As psicólogas Patrícia Rosa e Ursula Alves se assustaram com uma pesquisa que fizeram em uma instituição de ensino. “Fizemos uma palestra sobre bullying em uma escola e os alunos eram do ensino fundamental. Perguntamos a eles quem praticava bullying e ficamos surpresos com o número de pessoas que levantaram a mão”, conta Patrícia. As especialistas confirmaram que o maior número de casos acontece entre os adolescentes. Segundo elas, o tratamento é fundamental para que a vítima não entre em depressão e não se sinta culpada.

Outro caso de cyberbullying aconteceu com um homem de 36 anos que também mora em Valparaíso e preferiu não ser identificado. Ele conta que foi alvo de críticas destrutivas e difamações de pessoas que estavam junto à ele em um encontro religioso. Após ministrar um momento de louvor, algumas pessoas, insatisfeitas com a forma com que o homem conduziu a oração, passaram a usar um grupo de mensagens instantâneas no celular para atacá- lo direta e indiretamente. “Falavam tudo nas entrelinhas para não agredir diretamente, mas sabia que era para mim, até porque, fora do grupo, outras pessoas foram mais duras e confirmaram que as indiretas eram, de fato, relacionadas a mim. Mas preferi silenciar”, destaca.

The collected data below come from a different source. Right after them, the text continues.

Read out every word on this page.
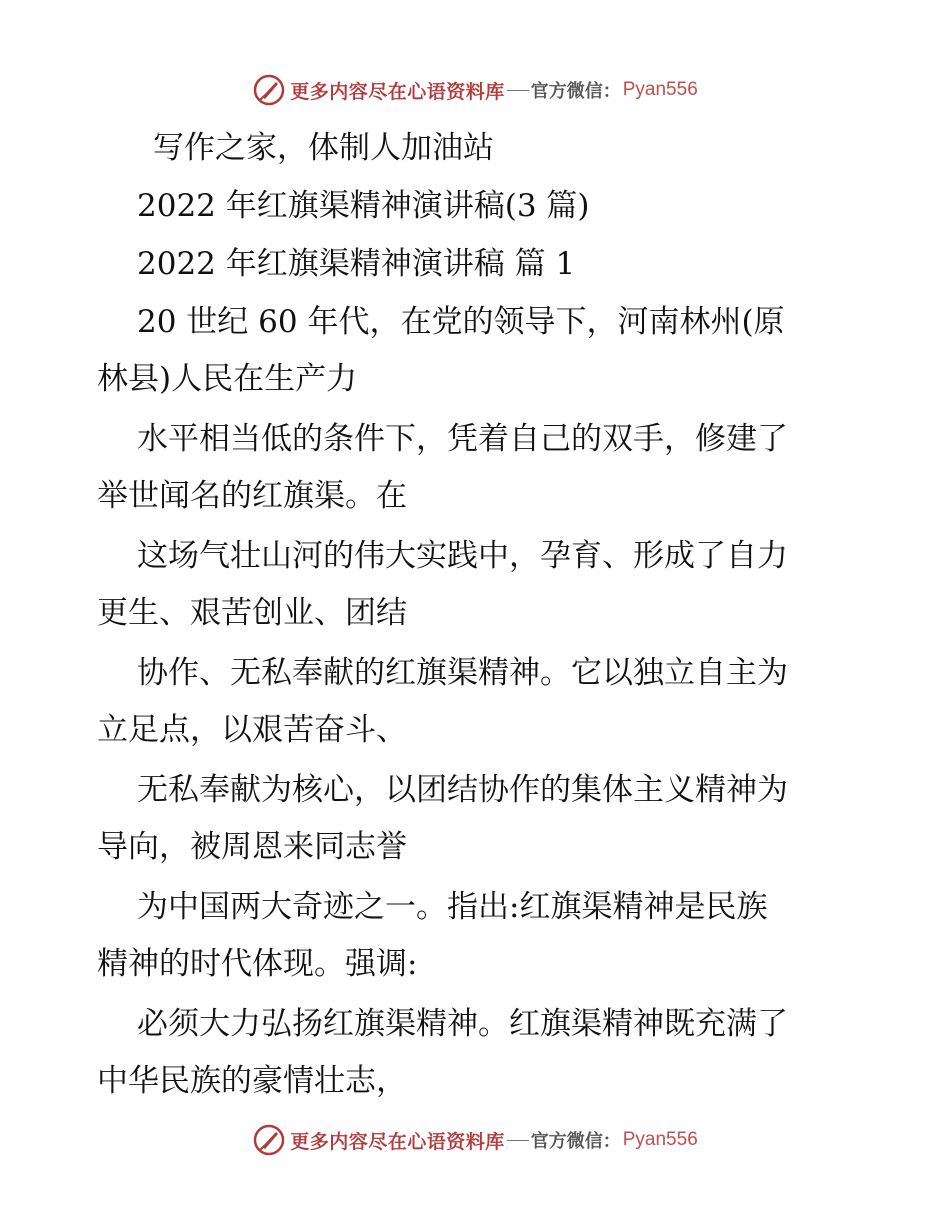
更多内容尽在心语资料库 官方微信： Pyan556
写作之家，体制人加油站
2022 年红旗渠精神演讲稿(3 篇)
2022 年红旗渠精神演讲稿 篇 1
20 世纪 60 年代，在党的领导下，河南林州(原
林县)人民在生产力
水平相当低的条件下，凭着自己的双手，修建了
举世闻名的红旗渠。在
这场气壮山河的伟大实践中，孕育、形成了自力
更生、艰苦创业、团结
协作、无私奉献的红旗渠精神。它以独立自主为
立足点，以艰苦奋斗、
无私奉献为核心，以团结协作的集体主义精神为
导向，被周恩来同志誉
为中国两大奇迹之一。指出:红旗渠精神是民族
精神的时代体现。强调:
必须大力弘扬红旗渠精神。红旗渠精神既充满了
中华民族的豪情壮志，
更多内容尽在心语资料库 官方微信： Pyan556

As trocas de mensagens difamatórias impactou a vida dele. O homem desenvolveu um trauma que, com o apoio de amigos e pessoas próximas, ainda tenta lidar com o sofrimento. “Isso abalou minha estrutura emocionalmente. Tive sonhos ruins a noite, não conseguia dormir e, socialmente, foi muito difícil reencontrar essas pessoas na comunidade”, conta.